In its bankruptcy filing, BlockFi said it hired Kirkland & Ellis, Haynes & Boone as bankruptcy advisor and Berkeley Research Group as financial advisor.
At the end of June, a third of BlockFi’s $1.8 billion in outstanding loans were unsecured, according to the company.
BlockFi was founded in 2017 by Prince, who is currently the CEO of the company, and Flori Marquez. Although it is headquartered in Jersey City, BlockFi has offices in New York, Singapore, Poland and Argentina, according to its website.
In July, Prince wrote on Twitter, “It’s time to stop posting
BlockFi is in the same group/sentence as Voyager and Celsius.”
“Two months ago, we looked ‘the same thing.’ They closed their doors and their customers suffered imminent losses.”
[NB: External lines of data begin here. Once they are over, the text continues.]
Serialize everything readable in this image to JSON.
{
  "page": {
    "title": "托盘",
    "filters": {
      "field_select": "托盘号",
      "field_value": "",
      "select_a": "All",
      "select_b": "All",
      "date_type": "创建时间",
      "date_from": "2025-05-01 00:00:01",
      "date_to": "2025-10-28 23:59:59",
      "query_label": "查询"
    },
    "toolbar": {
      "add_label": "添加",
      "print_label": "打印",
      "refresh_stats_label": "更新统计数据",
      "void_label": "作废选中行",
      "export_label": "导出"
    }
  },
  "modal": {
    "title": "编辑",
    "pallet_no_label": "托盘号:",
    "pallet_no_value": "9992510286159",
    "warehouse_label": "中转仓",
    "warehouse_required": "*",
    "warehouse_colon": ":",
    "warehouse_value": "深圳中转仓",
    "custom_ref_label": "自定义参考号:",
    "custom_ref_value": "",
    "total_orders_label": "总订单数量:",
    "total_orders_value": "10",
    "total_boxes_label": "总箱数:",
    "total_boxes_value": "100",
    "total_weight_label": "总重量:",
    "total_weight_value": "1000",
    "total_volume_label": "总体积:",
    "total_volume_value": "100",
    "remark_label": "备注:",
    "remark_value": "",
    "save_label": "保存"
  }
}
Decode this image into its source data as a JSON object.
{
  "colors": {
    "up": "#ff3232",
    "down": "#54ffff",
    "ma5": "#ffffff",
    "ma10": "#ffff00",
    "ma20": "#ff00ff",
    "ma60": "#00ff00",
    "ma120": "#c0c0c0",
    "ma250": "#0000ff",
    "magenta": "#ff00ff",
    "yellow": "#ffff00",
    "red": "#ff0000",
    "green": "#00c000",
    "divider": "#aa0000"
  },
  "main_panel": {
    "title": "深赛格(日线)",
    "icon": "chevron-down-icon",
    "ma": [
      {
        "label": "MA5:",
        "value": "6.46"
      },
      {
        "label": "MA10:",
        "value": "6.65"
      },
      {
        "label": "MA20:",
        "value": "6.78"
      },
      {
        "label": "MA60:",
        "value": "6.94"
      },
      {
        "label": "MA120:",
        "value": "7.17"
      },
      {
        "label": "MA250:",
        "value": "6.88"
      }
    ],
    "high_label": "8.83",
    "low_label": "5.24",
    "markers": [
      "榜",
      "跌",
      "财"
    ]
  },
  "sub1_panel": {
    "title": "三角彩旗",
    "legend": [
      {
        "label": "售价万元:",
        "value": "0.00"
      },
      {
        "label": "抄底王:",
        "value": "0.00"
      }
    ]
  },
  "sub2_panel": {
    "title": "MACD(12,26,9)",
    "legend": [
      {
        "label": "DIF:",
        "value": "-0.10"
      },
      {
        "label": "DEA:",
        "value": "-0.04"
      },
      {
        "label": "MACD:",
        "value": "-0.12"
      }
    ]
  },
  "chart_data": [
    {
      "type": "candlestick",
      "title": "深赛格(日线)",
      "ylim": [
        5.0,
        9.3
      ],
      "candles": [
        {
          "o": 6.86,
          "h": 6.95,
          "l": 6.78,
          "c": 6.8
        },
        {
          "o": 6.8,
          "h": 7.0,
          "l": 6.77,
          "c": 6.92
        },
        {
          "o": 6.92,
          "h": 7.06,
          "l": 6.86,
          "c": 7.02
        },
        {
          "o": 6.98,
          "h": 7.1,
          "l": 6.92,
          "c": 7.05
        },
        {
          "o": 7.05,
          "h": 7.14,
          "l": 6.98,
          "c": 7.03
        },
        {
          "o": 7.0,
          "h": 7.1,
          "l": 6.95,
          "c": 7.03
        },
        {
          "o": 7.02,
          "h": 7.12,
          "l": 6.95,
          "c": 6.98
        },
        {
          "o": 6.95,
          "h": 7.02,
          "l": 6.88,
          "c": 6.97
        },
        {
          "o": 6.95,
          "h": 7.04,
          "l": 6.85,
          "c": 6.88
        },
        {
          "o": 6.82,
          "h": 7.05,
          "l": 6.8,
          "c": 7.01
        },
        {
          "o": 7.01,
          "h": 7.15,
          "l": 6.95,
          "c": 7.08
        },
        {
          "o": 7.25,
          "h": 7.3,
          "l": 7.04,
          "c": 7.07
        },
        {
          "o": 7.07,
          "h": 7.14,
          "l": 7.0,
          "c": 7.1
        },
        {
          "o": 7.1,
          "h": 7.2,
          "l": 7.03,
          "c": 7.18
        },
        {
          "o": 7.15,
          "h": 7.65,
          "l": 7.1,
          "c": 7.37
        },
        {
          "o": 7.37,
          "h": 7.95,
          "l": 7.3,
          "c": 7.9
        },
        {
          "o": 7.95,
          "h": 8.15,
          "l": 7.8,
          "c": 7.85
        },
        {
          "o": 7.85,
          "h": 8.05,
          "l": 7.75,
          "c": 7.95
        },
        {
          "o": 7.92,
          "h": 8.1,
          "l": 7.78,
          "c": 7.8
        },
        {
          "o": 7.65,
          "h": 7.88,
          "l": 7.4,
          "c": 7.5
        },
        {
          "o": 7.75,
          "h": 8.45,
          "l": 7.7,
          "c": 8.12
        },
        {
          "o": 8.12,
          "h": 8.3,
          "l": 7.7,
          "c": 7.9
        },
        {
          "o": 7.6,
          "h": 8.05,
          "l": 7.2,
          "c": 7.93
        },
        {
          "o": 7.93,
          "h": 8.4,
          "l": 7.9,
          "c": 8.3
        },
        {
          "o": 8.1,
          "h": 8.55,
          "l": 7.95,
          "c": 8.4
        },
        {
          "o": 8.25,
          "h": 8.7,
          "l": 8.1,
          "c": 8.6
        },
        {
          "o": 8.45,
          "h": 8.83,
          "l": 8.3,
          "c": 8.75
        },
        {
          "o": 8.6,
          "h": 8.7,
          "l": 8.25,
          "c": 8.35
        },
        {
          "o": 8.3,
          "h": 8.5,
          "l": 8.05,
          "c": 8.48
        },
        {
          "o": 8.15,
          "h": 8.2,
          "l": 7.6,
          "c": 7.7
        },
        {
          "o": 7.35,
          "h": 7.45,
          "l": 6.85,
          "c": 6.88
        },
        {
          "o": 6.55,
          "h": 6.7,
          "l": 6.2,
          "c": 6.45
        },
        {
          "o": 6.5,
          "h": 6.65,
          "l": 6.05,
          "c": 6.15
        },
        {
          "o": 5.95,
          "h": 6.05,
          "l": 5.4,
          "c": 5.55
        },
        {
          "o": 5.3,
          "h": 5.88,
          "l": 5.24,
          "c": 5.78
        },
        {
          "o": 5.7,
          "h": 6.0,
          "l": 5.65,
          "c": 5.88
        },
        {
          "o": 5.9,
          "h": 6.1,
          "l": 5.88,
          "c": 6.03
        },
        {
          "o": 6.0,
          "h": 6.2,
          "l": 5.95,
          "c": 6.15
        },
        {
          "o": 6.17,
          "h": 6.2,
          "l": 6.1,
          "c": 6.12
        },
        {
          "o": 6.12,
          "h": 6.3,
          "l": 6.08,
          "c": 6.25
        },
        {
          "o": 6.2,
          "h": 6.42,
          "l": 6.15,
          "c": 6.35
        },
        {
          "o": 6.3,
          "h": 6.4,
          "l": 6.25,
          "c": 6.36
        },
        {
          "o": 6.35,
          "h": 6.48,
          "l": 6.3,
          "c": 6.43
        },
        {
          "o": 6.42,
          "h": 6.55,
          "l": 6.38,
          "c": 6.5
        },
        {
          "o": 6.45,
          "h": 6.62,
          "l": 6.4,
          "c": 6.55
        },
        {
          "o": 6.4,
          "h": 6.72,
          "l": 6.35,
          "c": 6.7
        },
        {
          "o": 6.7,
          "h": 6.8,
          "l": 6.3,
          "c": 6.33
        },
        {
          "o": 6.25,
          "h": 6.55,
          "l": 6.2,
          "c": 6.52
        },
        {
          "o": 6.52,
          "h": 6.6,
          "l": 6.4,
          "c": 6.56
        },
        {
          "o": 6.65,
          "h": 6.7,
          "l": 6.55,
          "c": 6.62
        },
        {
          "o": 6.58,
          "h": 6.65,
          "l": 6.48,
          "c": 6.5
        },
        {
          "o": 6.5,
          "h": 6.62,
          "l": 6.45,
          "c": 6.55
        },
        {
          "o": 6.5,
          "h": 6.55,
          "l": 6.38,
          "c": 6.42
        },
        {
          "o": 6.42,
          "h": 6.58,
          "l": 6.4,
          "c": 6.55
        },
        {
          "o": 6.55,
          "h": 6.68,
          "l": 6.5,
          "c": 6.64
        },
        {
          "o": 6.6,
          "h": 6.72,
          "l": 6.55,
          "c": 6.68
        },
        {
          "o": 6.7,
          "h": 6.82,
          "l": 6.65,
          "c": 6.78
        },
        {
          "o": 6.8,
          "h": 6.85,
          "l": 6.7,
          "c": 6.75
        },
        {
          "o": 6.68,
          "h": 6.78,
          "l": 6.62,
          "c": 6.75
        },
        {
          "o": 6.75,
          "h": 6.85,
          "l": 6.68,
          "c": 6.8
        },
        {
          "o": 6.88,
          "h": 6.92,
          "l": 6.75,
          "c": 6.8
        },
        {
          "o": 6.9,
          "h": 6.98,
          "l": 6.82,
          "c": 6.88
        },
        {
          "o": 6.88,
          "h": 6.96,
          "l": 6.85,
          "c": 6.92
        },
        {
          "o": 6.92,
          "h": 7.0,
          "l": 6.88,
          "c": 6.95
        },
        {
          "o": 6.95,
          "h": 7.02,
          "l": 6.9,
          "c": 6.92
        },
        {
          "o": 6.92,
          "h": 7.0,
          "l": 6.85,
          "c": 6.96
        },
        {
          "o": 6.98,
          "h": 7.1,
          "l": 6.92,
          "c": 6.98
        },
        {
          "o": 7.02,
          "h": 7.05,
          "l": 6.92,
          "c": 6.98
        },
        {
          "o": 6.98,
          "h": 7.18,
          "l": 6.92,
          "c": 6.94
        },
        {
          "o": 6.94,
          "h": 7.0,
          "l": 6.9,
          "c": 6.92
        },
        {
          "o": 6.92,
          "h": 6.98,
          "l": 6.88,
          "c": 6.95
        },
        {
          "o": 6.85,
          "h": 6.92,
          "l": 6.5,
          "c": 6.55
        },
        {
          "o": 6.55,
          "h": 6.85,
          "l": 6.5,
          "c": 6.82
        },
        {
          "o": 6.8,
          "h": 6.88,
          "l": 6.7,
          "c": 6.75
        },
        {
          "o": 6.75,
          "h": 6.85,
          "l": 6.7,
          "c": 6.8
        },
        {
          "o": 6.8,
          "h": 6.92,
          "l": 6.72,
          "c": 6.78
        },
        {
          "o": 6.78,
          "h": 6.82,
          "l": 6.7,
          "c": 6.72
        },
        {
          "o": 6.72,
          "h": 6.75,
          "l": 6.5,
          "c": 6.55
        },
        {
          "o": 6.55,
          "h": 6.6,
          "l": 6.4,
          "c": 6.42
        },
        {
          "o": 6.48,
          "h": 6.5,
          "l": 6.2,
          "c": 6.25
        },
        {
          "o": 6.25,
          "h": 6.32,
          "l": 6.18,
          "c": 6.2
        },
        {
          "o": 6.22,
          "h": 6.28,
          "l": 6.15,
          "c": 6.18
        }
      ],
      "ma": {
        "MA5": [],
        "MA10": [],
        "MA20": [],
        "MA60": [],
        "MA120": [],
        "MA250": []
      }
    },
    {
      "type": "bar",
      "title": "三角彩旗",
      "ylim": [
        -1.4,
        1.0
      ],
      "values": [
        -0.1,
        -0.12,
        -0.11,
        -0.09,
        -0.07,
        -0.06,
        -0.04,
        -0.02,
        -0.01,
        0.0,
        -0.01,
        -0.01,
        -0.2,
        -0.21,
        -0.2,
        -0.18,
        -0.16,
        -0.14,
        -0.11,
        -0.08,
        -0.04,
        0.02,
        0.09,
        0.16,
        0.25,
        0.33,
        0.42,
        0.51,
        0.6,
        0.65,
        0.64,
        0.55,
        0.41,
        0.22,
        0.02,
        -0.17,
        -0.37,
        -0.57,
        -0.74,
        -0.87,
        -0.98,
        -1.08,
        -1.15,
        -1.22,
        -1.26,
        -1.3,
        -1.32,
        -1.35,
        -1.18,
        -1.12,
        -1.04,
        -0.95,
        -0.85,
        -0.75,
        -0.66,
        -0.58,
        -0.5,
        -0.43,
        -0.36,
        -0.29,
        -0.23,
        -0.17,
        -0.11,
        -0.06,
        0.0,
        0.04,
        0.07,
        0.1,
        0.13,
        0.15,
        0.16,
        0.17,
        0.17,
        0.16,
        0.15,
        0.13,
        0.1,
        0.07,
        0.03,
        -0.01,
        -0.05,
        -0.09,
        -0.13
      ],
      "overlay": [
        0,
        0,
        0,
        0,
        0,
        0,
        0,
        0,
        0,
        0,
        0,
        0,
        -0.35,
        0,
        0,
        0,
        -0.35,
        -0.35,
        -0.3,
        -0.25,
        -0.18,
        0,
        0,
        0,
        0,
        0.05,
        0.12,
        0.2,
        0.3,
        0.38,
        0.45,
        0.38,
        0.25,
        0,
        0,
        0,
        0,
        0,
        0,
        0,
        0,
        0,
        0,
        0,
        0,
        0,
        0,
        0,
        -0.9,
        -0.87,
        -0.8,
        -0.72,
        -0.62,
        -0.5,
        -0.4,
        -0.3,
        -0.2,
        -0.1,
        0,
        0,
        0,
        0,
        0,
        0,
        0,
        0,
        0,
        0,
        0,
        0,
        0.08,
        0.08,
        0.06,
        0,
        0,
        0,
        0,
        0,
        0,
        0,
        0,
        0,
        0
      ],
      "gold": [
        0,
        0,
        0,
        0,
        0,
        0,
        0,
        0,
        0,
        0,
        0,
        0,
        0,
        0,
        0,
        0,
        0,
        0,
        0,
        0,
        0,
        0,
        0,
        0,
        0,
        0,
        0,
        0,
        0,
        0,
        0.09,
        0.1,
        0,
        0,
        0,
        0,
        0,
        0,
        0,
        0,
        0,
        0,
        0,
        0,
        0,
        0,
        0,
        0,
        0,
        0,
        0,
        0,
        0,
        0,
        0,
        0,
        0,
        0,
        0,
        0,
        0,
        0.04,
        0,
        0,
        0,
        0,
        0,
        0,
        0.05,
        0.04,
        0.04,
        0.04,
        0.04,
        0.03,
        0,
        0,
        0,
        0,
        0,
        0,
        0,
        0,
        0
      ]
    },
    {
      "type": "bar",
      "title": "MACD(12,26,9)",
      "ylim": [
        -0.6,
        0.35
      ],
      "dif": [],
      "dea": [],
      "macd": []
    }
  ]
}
According to a BlockFi profile posted by Inc earlier this year, Prince grew up in San Antonio, Texas, and funded his college education at the University of Oklahoma and Texas State University with winnings from online poker tournaments. Prior to starting BlockFi with Marquez, he held jobs at Orchard Platform, a brokerage broker, and at Zibby, a lease-to-own lender now called Katapult (KPLT.O).
Marquis previously worked at Bond Street, a small business lending firm that was merged into Goldman Sachs in 2017, according to Inc.
Additional reporting by Hannah Lang in Washington, Nikitt Nishant and Manya Saini in Bengaluru, and Elizabeth Howcroft in London.
Our Standards: The Thomson Reuters Trust Principles.